In 1939 Lange participated in Exhibition I, a showcasing of Sydney modernism on the eve of World War Two (as a consequence of the outbreak of war, there was no Exhibition 2, or 3, etc.). Lange also wrote the foreword to their catalogue, in which she made a general call for the promotion of abstraction in art as well as a greater tolerance of modernist abstraction by the wider public. To this end, Lange provided an outline of its ambition, as she understood it. Her account of modernism referred to a “new realm of visual existence” that departed from Renaissance perspective and from the focus on external appearance, one that acknowledged the reality of two-dimensional picture plane, and moved instead to the abstract evocation of a more spiritual or enhanced reality.

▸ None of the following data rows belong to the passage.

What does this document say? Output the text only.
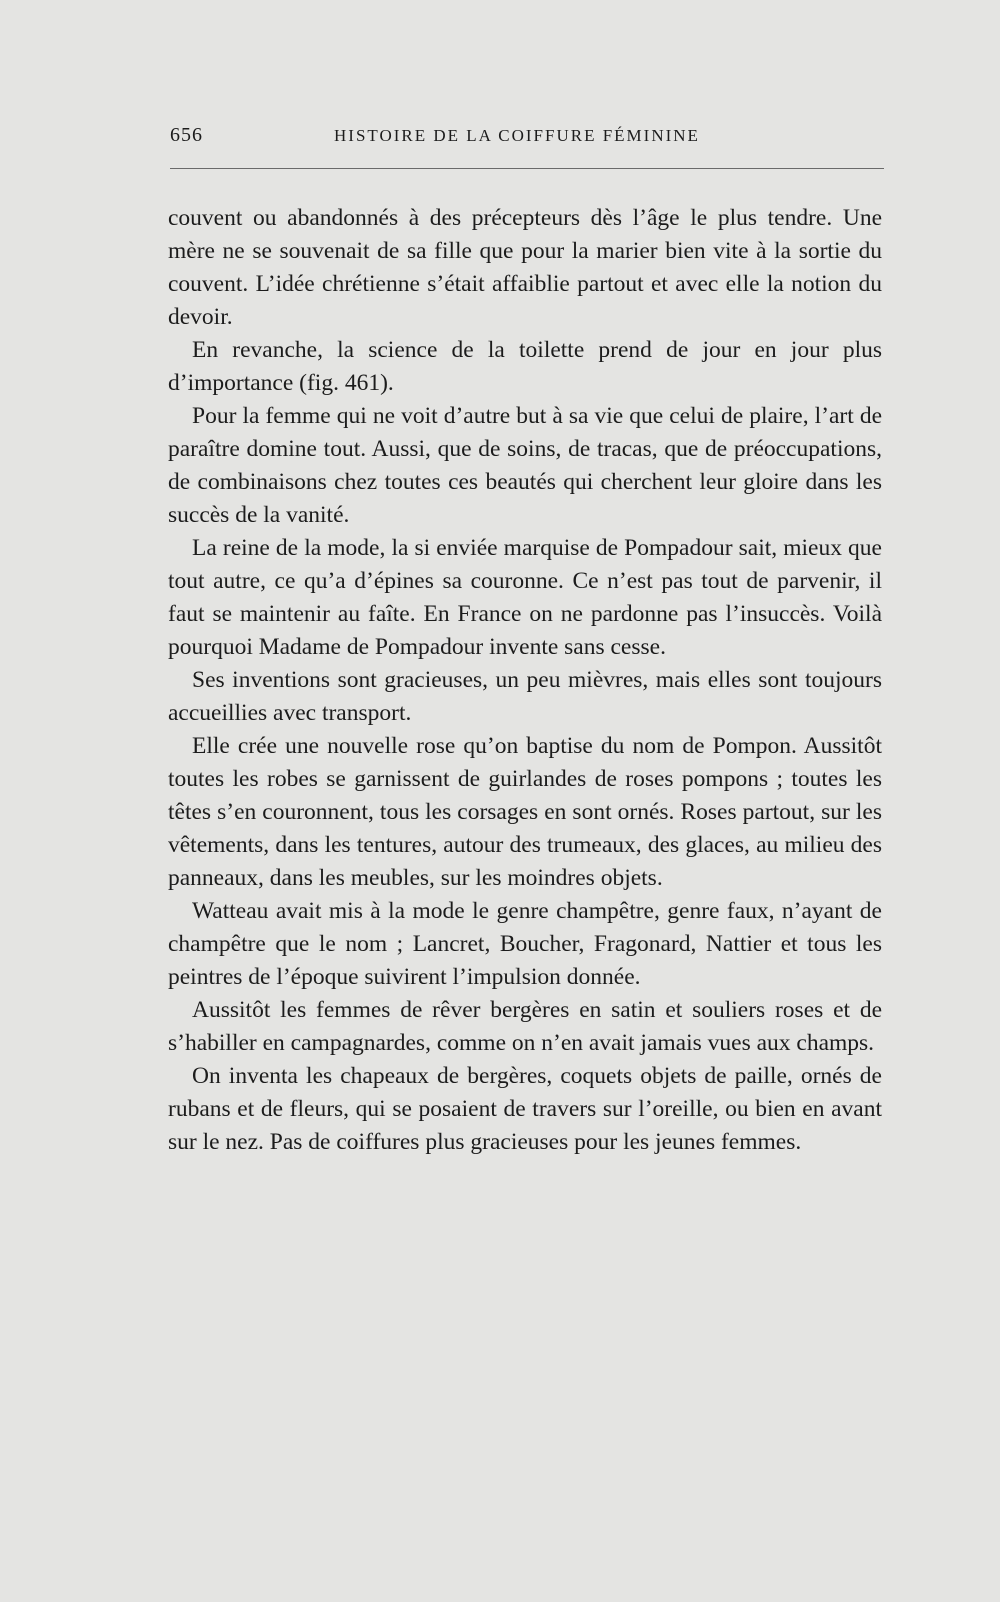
656	HISTOIRE DE LA COIFFURE FÉMININE

couvent ou abandonnés à des précepteurs dès l’âge le plus tendre. Une mère ne se souvenait de sa fille que pour la marier bien vite à la sortie du couvent. L’idée chrétienne s’était affaiblie partout et avec elle la notion du devoir.

En revanche, la science de la toilette prend de jour en jour plus d’importance (fig. 461).

Pour la femme qui ne voit d’autre but à sa vie que celui de plaire, l’art de paraître domine tout. Aussi, que de soins, de tracas, que de préoccupations, de combinaisons chez toutes ces beautés qui cherchent leur gloire dans les succès de la vanité.

La reine de la mode, la si enviée marquise de Pompadour sait, mieux que tout autre, ce qu’a d’épines sa couronne. Ce n’est pas tout de parvenir, il faut se maintenir au faîte. En France on ne pardonne pas l’insuccès. Voilà pourquoi Madame de Pompadour invente sans cesse.

Ses inventions sont gracieuses, un peu mièvres, mais elles sont toujours accueillies avec transport.

Elle crée une nouvelle rose qu’on baptise du nom de Pompon. Aussitôt toutes les robes se garnissent de guirlandes de roses pompons ; toutes les têtes s’en couronnent, tous les corsages en sont ornés. Roses partout, sur les vêtements, dans les tentures, autour des trumeaux, des glaces, au milieu des panneaux, dans les meubles, sur les moindres objets.

Watteau avait mis à la mode le genre champêtre, genre faux, n’ayant de champêtre que le nom ; Lancret, Boucher, Fragonard, Nattier et tous les peintres de l’époque suivirent l’impulsion donnée.

Aussitôt les femmes de rêver bergères en satin et souliers roses et de s’habiller en campagnardes, comme on n’en avait jamais vues aux champs.

On inventa les chapeaux de bergères, coquets objets de paille, ornés de rubans et de fleurs, qui se posaient de travers sur l’oreille, ou bien en avant sur le nez. Pas de coiffures plus gracieuses pour les jeunes femmes.
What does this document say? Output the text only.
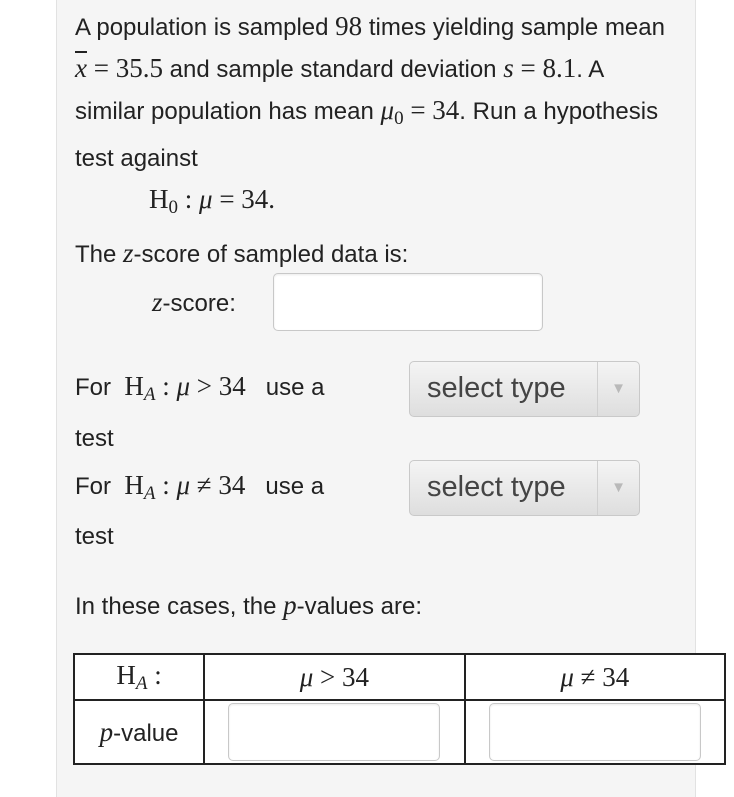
A population is sampled 98 times yielding sample mean $\overline{x} = 35.5$ and sample standard deviation s = 8.1. A similar population has mean $\mu_0 = 34$. Run a hypothesis test against
$H_0$ : μ = 34.
The z-score of sampled data is:
z-score:
For $H_A$ : μ > 34 use a	select type	▼
test
For $H_A$ : μ ≠ 34 use a	select type	▼
test
In these cases, the p-values are:
$H_A$ :	μ > 34	μ ≠ 34
p-value	
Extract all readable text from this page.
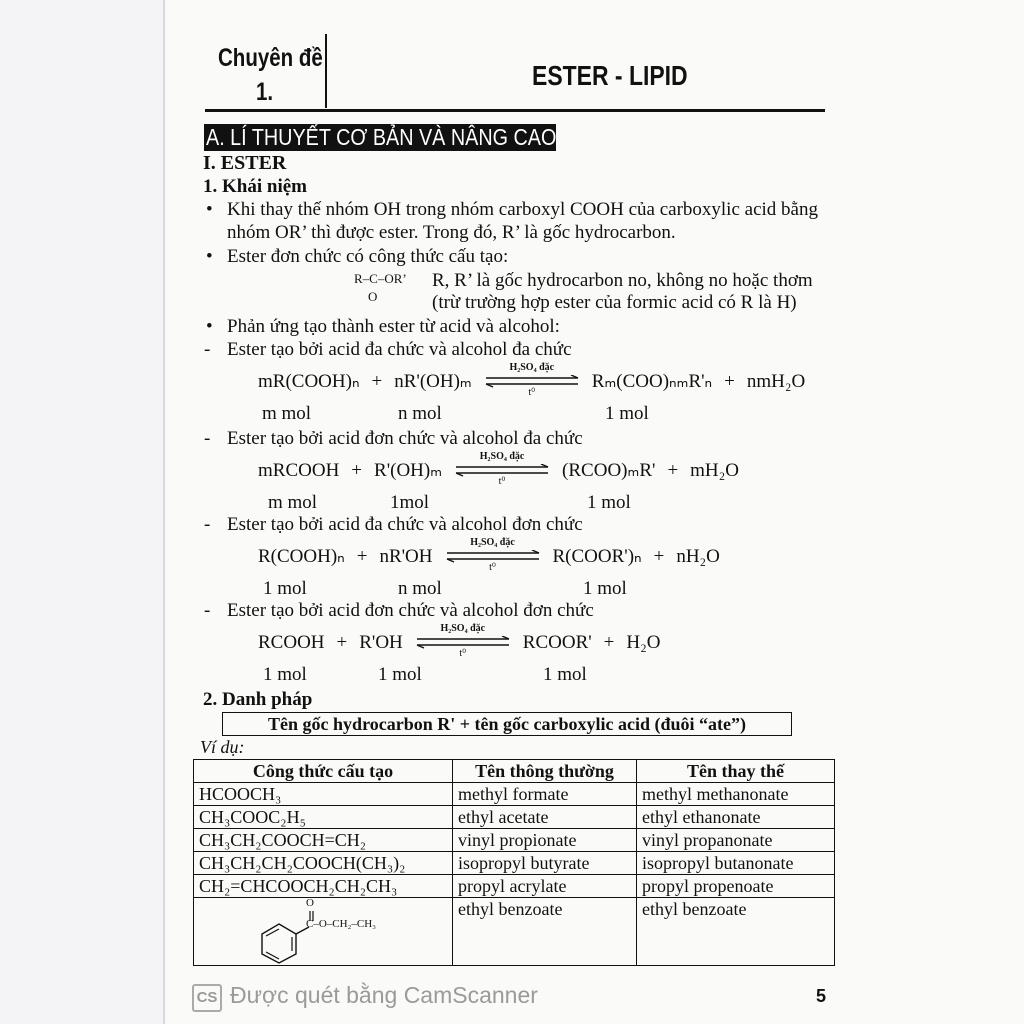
Chuyên đề
1.
ESTER - LIPID
A. LÍ THUYẾT CƠ BẢN VÀ NÂNG CAO
I. ESTER
1. Khái niệm
• Khi thay thế nhóm OH trong nhóm carboxyl COOH của carboxylic acid bằng
nhóm OR’ thì được ester. Trong đó, R’ là gốc hydrocarbon.
• Ester đơn chức có công thức cấu tạo:
R–C–OR’
O
R, R’ là gốc hydrocarbon no, không no hoặc thơm
(trừ trường hợp ester của formic acid có R là H)
• Phản ứng tạo thành ester từ acid và alcohol:
- Ester tạo bởi acid đa chức và alcohol đa chức
mR(COOH)ₙ + nR'(OH)ₘ
H₂SO₄ đặc
t⁰
Rₘ(COO)ₙₘR'ₙ + nmH₂O
m mol	n mol	1 mol
- Ester tạo bởi acid đơn chức và alcohol đa chức
mRCOOH + R'(OH)ₘ
H₂SO₄ đặc
t⁰
(RCOO)ₘR' + mH₂O
m mol	1mol	1 mol
- Ester tạo bởi acid đa chức và alcohol đơn chức
R(COOH)ₙ + nR'OH
H₂SO₄ đặc
t⁰
R(COOR')ₙ + nH₂O
1 mol	n mol	1 mol
- Ester tạo bởi acid đơn chức và alcohol đơn chức
RCOOH + R'OH
H₂SO₄ đặc
t⁰
RCOOR' + H₂O
1 mol	1 mol	1 mol
2. Danh pháp
Tên gốc hydrocarbon R' + tên gốc carboxylic acid (đuôi “ate”)
Ví dụ:
Công thức cấu tạo	Tên thông thường	Tên thay thế
HCOOCH₃	methyl formate	methyl methanonate
CH₃COOC₂H₅	ethyl acetate	ethyl ethanonate
CH₃CH₂COOCH=CH₂	vinyl propionate	vinyl propanonate
CH₃CH₂CH₂COOCH(CH₃)₂	isopropyl butyrate	isopropyl butanonate
CH₂=CHCOOCH₂CH₂CH₃	propyl acrylate	propyl propenoate

O
C–O–CH₂–CH₃	ethyl benzoate	ethyl benzoate
CS Được quét bằng CamScanner	5
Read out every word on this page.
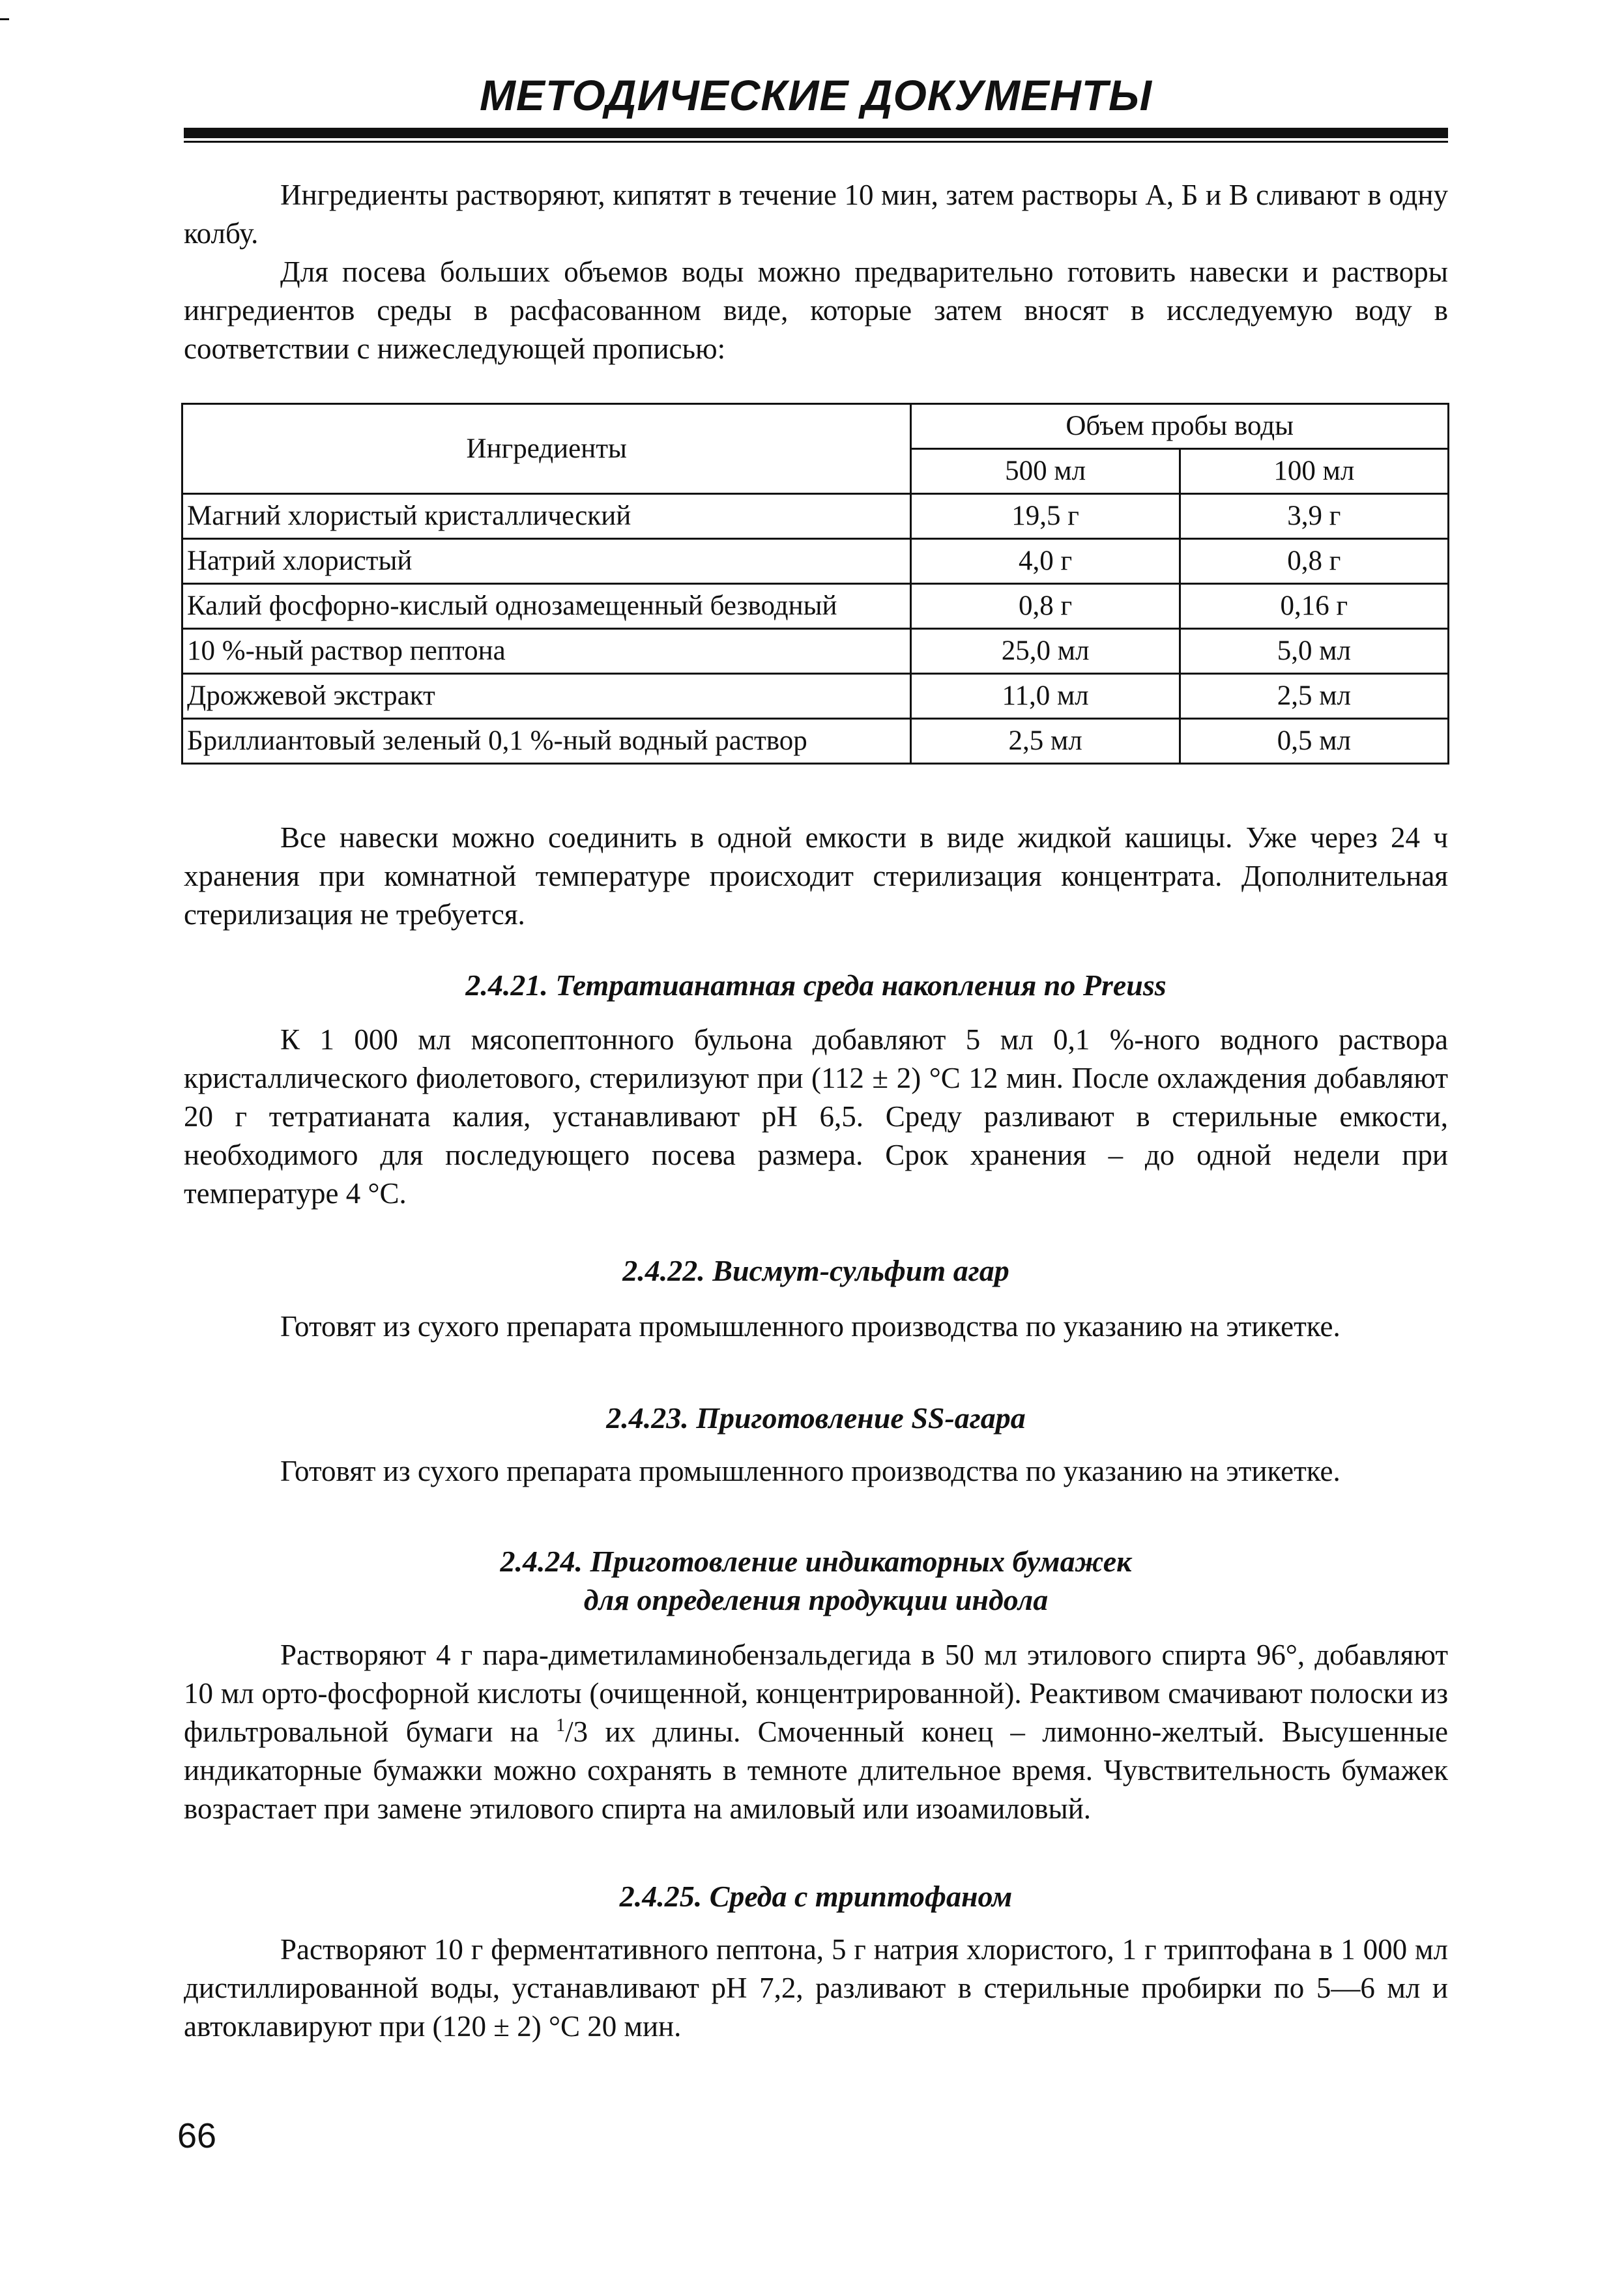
МЕТОДИЧЕСКИЕ ДОКУМЕНТЫ

Ингредиенты растворяют, кипятят в течение 10 мин, затем растворы А, Б и В сливают в одну колбу.

Для посева больших объемов воды можно предварительно готовить навески и растворы ингредиентов среды в расфасованном виде, которые затем вносят в исследуемую воду в соответствии с нижеследующей прописью:

Ингредиенты	Объем пробы воды	
	500 мл	100 мл
Магний хлористый кристаллический	19,5 г	3,9 г
Натрий хлористый	4,0 г	0,8 г
Калий фосфорно-кислый однозамещенный безводный	0,8 г	0,16 г
10 %-ный раствор пептона	25,0 мл	5,0 мл
Дрожжевой экстракт	11,0 мл	2,5 мл
Бриллиантовый зеленый 0,1 %-ный водный раствор	2,5 мл	0,5 мл

Все навески можно соединить в одной емкости в виде жидкой кашицы. Уже через 24 ч хранения при комнатной температуре происходит стерилизация концентрата. Дополнительная стерилизация не требуется.

2.4.21. Тетратианатная среда накопления по Preuss

К 1 000 мл мясопептонного бульона добавляют 5 мл 0,1 %-ного водного раствора кристаллического фиолетового, стерилизуют при (112 ± 2) °С 12 мин. После охлаждения добавляют 20 г тетратианата калия, устанавливают рН 6,5. Среду разливают в стерильные емкости, необходимого для последующего посева размера. Срок хранения – до одной недели при температуре 4 °С.

2.4.22. Висмут-сульфит агар

Готовят из сухого препарата промышленного производства по указанию на этикетке.

2.4.23. Приготовление SS-агара

Готовят из сухого препарата промышленного производства по указанию на этикетке.

2.4.24. Приготовление индикаторных бумажек
для определения продукции индола

Растворяют 4 г пара-диметиламинобензальдегида в 50 мл этилового спирта 96°, добавляют 10 мл орто-фосфорной кислоты (очищенной, концентрированной). Реактивом смачивают полоски из фильтровальной бумаги на $^1$/3 их длины. Смоченный конец – лимонно-желтый. Высушенные индикаторные бумажки можно сохранять в темноте длительное время. Чувствительность бумажек возрастает при замене этилового спирта на амиловый или изоамиловый.

2.4.25. Среда с триптофаном

Растворяют 10 г ферментативного пептона, 5 г натрия хлористого, 1 г триптофана в 1 000 мл дистиллированной воды, устанавливают рН 7,2, разливают в стерильные пробирки по 5—6 мл и автоклавируют при (120 ± 2) °С 20 мин.

66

In heralding abstraction, however, Lange also felt that art could forge a closer connection to everyday modern industrial life: “the musical ear,” she stated in her Foreword, “can recognize in any noises, for instance the hum in a machine-room, the intervals of sound and time-measure of its rhythm.” Similarly, Lange asserts, the modern artist concentrates on “inherent color-sensations” in order to emphasize the structure of “color relations.”5
Lange thereafter primarily focused on art education and in 1947 she attained a teaching position at Frensham School, Mittagong.6 Her strength was that she offered a coherent program of modernist aspiration and allied it to pedagogical practices. Lange had a background in reform education in Germany as well as experience in teaching children with disabilities; in addition, in Frankfurt she had studied aesthetics with Hans Cornelius. According to Miller, during the first years after World War One, Lange “began to develop many of her fundamental ideas about the social, spiritual and therapeutic functions of art and about the importance of abstract art.”7 Between 1936 and 1939, Lange spent time formulating her ideas in a thesis, “On Spectral Colour Forms: An Outline of a theory on the physical and biological function of art.” What Lange’s example indicates is that it was in arts education where the avant-garde’s influence could often been most profound and most wide reaching.